Ask Mr. Wizard

Bottling and Cask Ale

TroubleShooting

Alex Kristensen - Fredericia, Denmark asks,
Q

I think that the best beer you can have is real cask ale. But if you only have equipment to bottle your beers, is there anything you can do to make your beers taste a little closer to real cask ale?

A

 

wizHere in the States, the origins of homebrew trace to England where homebrewing thrived before its rise to a very popular hobby for many beer enthusiasts. Although people have “homebrewed” for as long as history has recorded beer brewing, the hobby we know as homebrewing in the US really began in the early-to-mid 1970s. As these homebrewers refined their craft and became encouraged by the reception to their beers from friends, some departed the ranks of hobby brewer to small commercial brewer and this is largely how the US craft beer scene was born.
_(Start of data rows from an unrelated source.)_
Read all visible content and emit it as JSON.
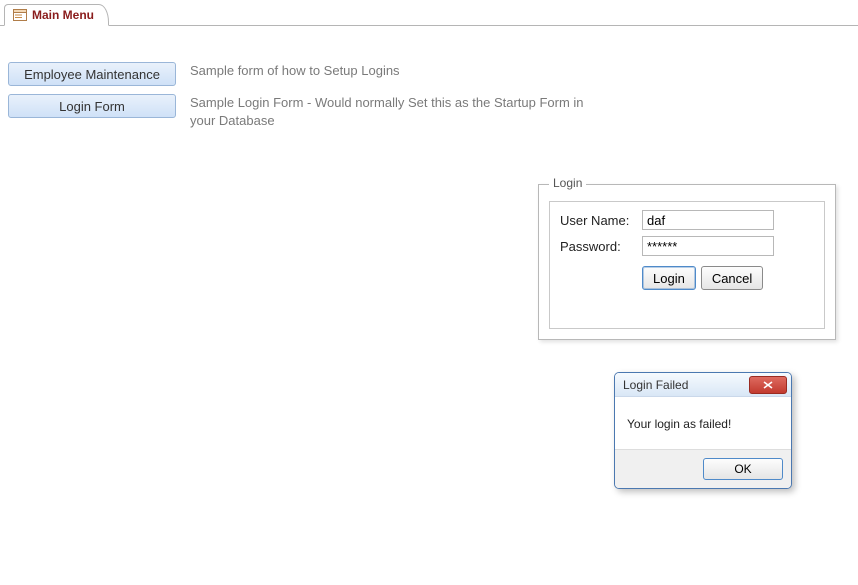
{
  "tab": {
    "title": "Main Menu"
  },
  "menu": {
    "employee_btn": "Employee Maintenance",
    "employee_desc": "Sample form of how to Setup Logins",
    "login_btn": "Login Form",
    "login_desc": "Sample Login Form - Would normally Set this as the Startup Form in your Database"
  },
  "login_dialog": {
    "legend": "Login",
    "username_label": "User Name:",
    "username_value": "daf",
    "password_label": "Password:",
    "password_value": "******",
    "login_btn": "Login",
    "cancel_btn": "Cancel"
  },
  "msgbox": {
    "title": "Login Failed",
    "body": "Your login as failed!",
    "ok_btn": "OK"
  }
}
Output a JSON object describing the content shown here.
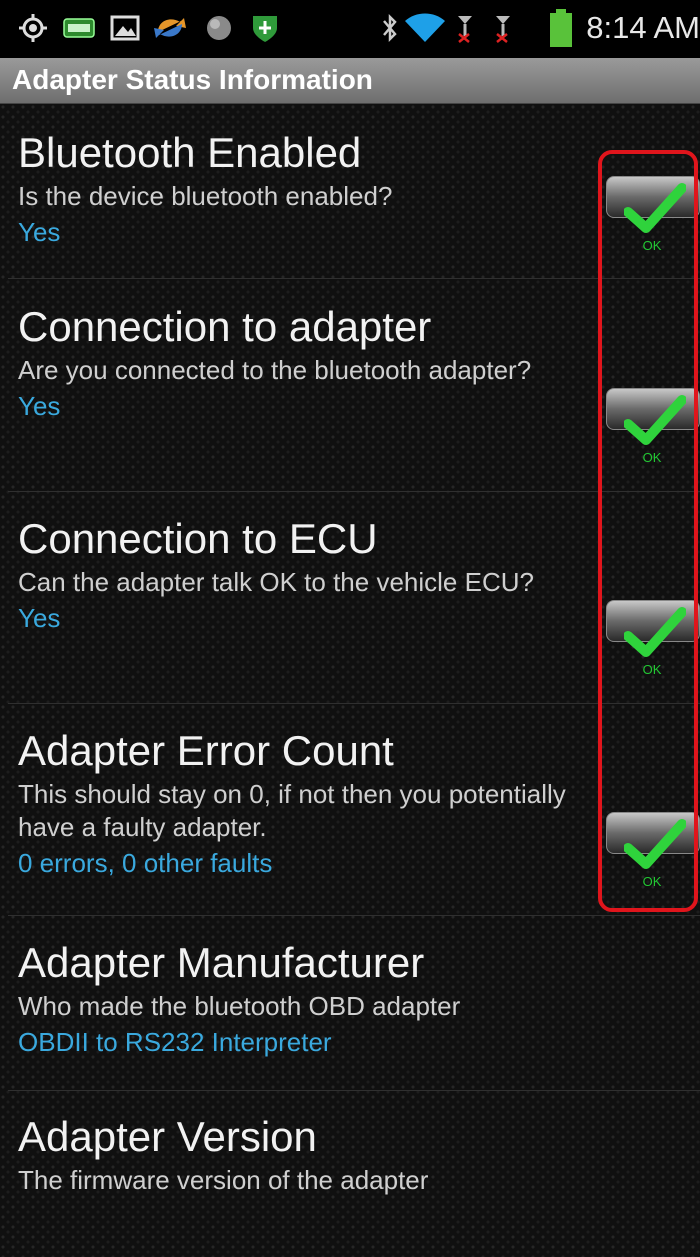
{
  "status_bar": {
    "time": "8:14 AM",
    "icons": [
      "gps-icon",
      "obd-icon",
      "gallery-icon",
      "sync-icon",
      "globe-icon",
      "shield-icon",
      "bluetooth-icon",
      "wifi-icon",
      "signal-icon",
      "signal-icon",
      "battery-icon"
    ]
  },
  "header": {
    "title": "Adapter Status Information"
  },
  "rows": [
    {
      "title": "Bluetooth Enabled",
      "desc": "Is the device bluetooth enabled?",
      "value": "Yes",
      "status": "OK"
    },
    {
      "title": "Connection to adapter",
      "desc": "Are you connected to the bluetooth adapter?",
      "value": "Yes",
      "status": "OK"
    },
    {
      "title": "Connection to ECU",
      "desc": "Can the adapter talk OK to the vehicle ECU?",
      "value": "Yes",
      "status": "OK"
    },
    {
      "title": "Adapter Error Count",
      "desc": "This should stay on 0, if not then you potentially have a faulty adapter.",
      "value": "0 errors, 0 other faults",
      "status": "OK"
    },
    {
      "title": "Adapter Manufacturer",
      "desc": "Who made the bluetooth OBD adapter",
      "value": "OBDII to RS232 Interpreter"
    },
    {
      "title": "Adapter Version",
      "desc": "The firmware version of the adapter"
    }
  ],
  "colors": {
    "accent": "#3aa9de",
    "ok_green": "#22c833",
    "highlight": "#e0151c"
  }
}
What does any of this have to do with cask conditioning? The answer lies in how English brewing practices were applied at home. Most homebrewers brewed ales for two simple reasons. The first was that ales were a good fit because most of the US climate is too warm to ferment lagers at home without special equipment. And the second reason was this is how the English homebrewers did things and ale yeast was the type of yeast that was supplied with most kits.

These homebrewers also followed the directions in the books and manuals printed at the time and did things like “Burtonized” their brewing liquor (known today by some as adding calcium sulfate to water), tossed Irish moss into the kettle at the end of the boil, added hops to their fermenters towards the end of active fermentation and racked their beer from fermenter to bottle for a secondary fermentation in the bottle. Sounds pretty similar to how much homebrew is still made, but the main difference in my opinion is that today’s brewer probably understands more about the “how” and “why” of the methods. Today’s brewer also has access to a wider array of top-quality ingredients.
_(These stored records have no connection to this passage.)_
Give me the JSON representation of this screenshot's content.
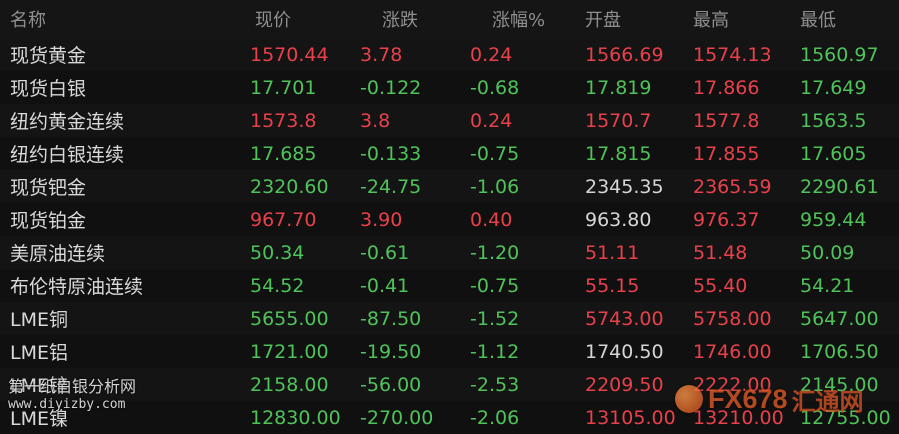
{
  "columns": {
    "name": "名称",
    "price": "现价",
    "change": "涨跌",
    "change_pct": "涨幅%",
    "open": "开盘",
    "high": "最高",
    "low": "最低"
  },
  "rows": [
    {
      "name": "现货黄金",
      "price": "1570.44",
      "change": "3.78",
      "change_pct": "0.24",
      "open": "1566.69",
      "high": "1574.13",
      "low": "1560.97"
    },
    {
      "name": "现货白银",
      "price": "17.701",
      "change": "-0.122",
      "change_pct": "-0.68",
      "open": "17.819",
      "high": "17.866",
      "low": "17.649"
    },
    {
      "name": "纽约黄金连续",
      "price": "1573.8",
      "change": "3.8",
      "change_pct": "0.24",
      "open": "1570.7",
      "high": "1577.8",
      "low": "1563.5"
    },
    {
      "name": "纽约白银连续",
      "price": "17.685",
      "change": "-0.133",
      "change_pct": "-0.75",
      "open": "17.815",
      "high": "17.855",
      "low": "17.605"
    },
    {
      "name": "现货钯金",
      "price": "2320.60",
      "change": "-24.75",
      "change_pct": "-1.06",
      "open": "2345.35",
      "high": "2365.59",
      "low": "2290.61"
    },
    {
      "name": "现货铂金",
      "price": "967.70",
      "change": "3.90",
      "change_pct": "0.40",
      "open": "963.80",
      "high": "976.37",
      "low": "959.44"
    },
    {
      "name": "美原油连续",
      "price": "50.34",
      "change": "-0.61",
      "change_pct": "-1.20",
      "open": "51.11",
      "high": "51.48",
      "low": "50.09"
    },
    {
      "name": "布伦特原油连续",
      "price": "54.52",
      "change": "-0.41",
      "change_pct": "-0.75",
      "open": "55.15",
      "high": "55.40",
      "low": "54.21"
    },
    {
      "name": "LME铜",
      "price": "5655.00",
      "change": "-87.50",
      "change_pct": "-1.52",
      "open": "5743.00",
      "high": "5758.00",
      "low": "5647.00"
    },
    {
      "name": "LME铝",
      "price": "1721.00",
      "change": "-19.50",
      "change_pct": "-1.12",
      "open": "1740.50",
      "high": "1746.00",
      "low": "1706.50"
    },
    {
      "name": "LME锌",
      "price": "2158.00",
      "change": "-56.00",
      "change_pct": "-2.53",
      "open": "2209.50",
      "high": "2222.00",
      "low": "2145.00"
    },
    {
      "name": "LME镍",
      "price": "12830.00",
      "change": "-270.00",
      "change_pct": "-2.06",
      "open": "13105.00",
      "high": "13210.00",
      "low": "12755.00"
    }
  ],
  "colors": {
    "background": "#0d0d0d",
    "header_text": "#8f8f8f",
    "up": "#e8414b",
    "down": "#4fc35a",
    "flat": "#d6d6d6"
  },
  "row_colors": [
    {
      "price": "up",
      "change": "up",
      "change_pct": "up",
      "open": "up",
      "high": "up",
      "low": "down"
    },
    {
      "price": "down",
      "change": "down",
      "change_pct": "down",
      "open": "down",
      "high": "up",
      "low": "down"
    },
    {
      "price": "up",
      "change": "up",
      "change_pct": "up",
      "open": "up",
      "high": "up",
      "low": "down"
    },
    {
      "price": "down",
      "change": "down",
      "change_pct": "down",
      "open": "down",
      "high": "up",
      "low": "down"
    },
    {
      "price": "down",
      "change": "down",
      "change_pct": "down",
      "open": "flat",
      "high": "up",
      "low": "down"
    },
    {
      "price": "up",
      "change": "up",
      "change_pct": "up",
      "open": "flat",
      "high": "up",
      "low": "down"
    },
    {
      "price": "down",
      "change": "down",
      "change_pct": "down",
      "open": "up",
      "high": "up",
      "low": "down"
    },
    {
      "price": "down",
      "change": "down",
      "change_pct": "down",
      "open": "up",
      "high": "up",
      "low": "down"
    },
    {
      "price": "down",
      "change": "down",
      "change_pct": "down",
      "open": "up",
      "high": "up",
      "low": "down"
    },
    {
      "price": "down",
      "change": "down",
      "change_pct": "down",
      "open": "flat",
      "high": "up",
      "low": "down"
    },
    {
      "price": "down",
      "change": "down",
      "change_pct": "down",
      "open": "up",
      "high": "up",
      "low": "down"
    },
    {
      "price": "down",
      "change": "down",
      "change_pct": "down",
      "open": "up",
      "high": "up",
      "low": "down"
    }
  ],
  "watermark": {
    "left_title": "第一纸白银分析网",
    "left_url": "www.diyizby.com",
    "right_brand": "FX678",
    "right_sub": "汇通网"
  }
}
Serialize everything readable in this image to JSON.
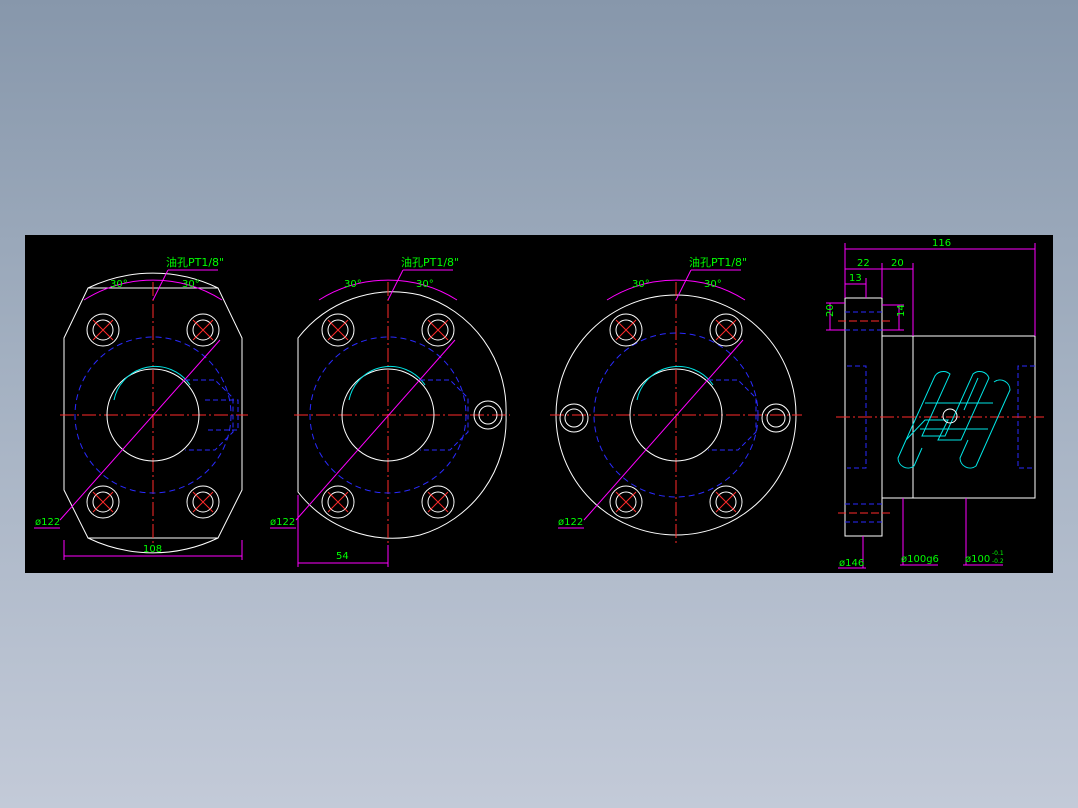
{
  "colors": {
    "background": "#8797ab",
    "drawing_area": "#000000",
    "outline": "#ffffff",
    "centerline": "#ff2a2a",
    "hidden_line": "#2a2aff",
    "dimension": "#ff00ff",
    "dimension_text": "#00ff00",
    "thread": "#00e5e5"
  },
  "views": {
    "flange_a": {
      "angle_left": "30°",
      "angle_right": "30°",
      "oil_hole": "油孔PT1/8\"",
      "bolt_circle": "ø122",
      "width": "108"
    },
    "flange_b": {
      "angle_left": "30°",
      "angle_right": "30°",
      "oil_hole": "油孔PT1/8\"",
      "bolt_circle": "ø122",
      "offset": "54"
    },
    "flange_c": {
      "angle_left": "30°",
      "angle_right": "30°",
      "oil_hole": "油孔PT1/8\"",
      "bolt_circle": "ø122"
    },
    "side": {
      "length": "116",
      "flange_thickness": "22",
      "step": "20",
      "hole_offset": "13",
      "hole_height": "20",
      "counterbore": "14",
      "flange_dia": "ø146",
      "body_dia": "ø100g6",
      "nut_dia": "ø100",
      "tol_upper": "-0.1",
      "tol_lower": "-0.2"
    }
  }
}
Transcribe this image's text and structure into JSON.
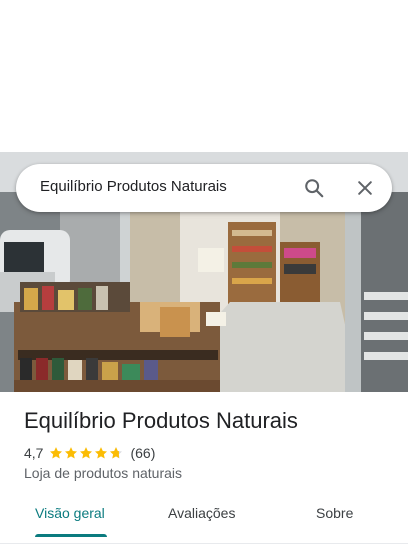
{
  "search": {
    "query": "Equilíbrio Produtos Naturais",
    "search_icon": "search-icon",
    "close_icon": "close-icon"
  },
  "place": {
    "title": "Equilíbrio Produtos Naturais",
    "rating": "4,7",
    "rating_value": 4.7,
    "reviews": "(66)",
    "category": "Loja de produtos naturais",
    "star_color": "#fbbc04"
  },
  "tabs": [
    {
      "label": "Visão geral",
      "active": true
    },
    {
      "label": "Avaliações",
      "active": false
    },
    {
      "label": "Sobre",
      "active": false
    }
  ],
  "colors": {
    "accent": "#0b7b7f"
  }
}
If the beer described earlier were simply racked into a cask for conditioning and pulled from the cask with a beer engine, “real ale” would be the result. The thing about real ale that intrigues the brewer in me is the basic simplicity of the method. Clarification, aroma modification, carbonation and flavor maturation all occurs in the cask that is later used to hold the beer during dispense. In a “modern homebrewery” outfitted with fancy gear that mirrors some of the practices used by small craft brewers, these operations are often accomplished using three to four different pieces
of equipment.

My suggestion in pursuit of your goal is really quite simple. Buy an old homebrew book written in the 1970s or early 1980s, try to forget anything you know about brewing technically perfect lager beers, store any special gear you own for beer clarification in the closet, and choose a recipe for a “simple ale” with a starting gravity somewhere around 1.048–1.052 using what seems to be a modest addition of hops.

The focus will be on ingredients; a balanced flavor profile featuring floor-malted ale malt from England (mild ale malt is a great base-malt choice for many styles) and earthy, British hop varieties are the hallmarks of most cask-conditioned beers. Use Irish moss in the kettle to aid with hot break formation and removal, use an ale strain known to produce some esters and to perhaps leave a hint of diacetyl in the finished beer, add a modest amount of dry hops to the fermenter after primary has completed (about 1⁄4 oz. per gallon/2 grams per liter) and use an isinglass preparation to aid in clarification. The last step is to rack the beer to a bottling bucket, add priming sugar and bottle. Since cask conditioned ales tend to be less carbonated than bottled beers, you may want to target a lower carbonation level (2.2 volumes or 4.5 grams/liter of carbon dioxide). In essence, you want to brew a bottled real ale using the ingredients and techniques commonly used by breweries brewing cask ales.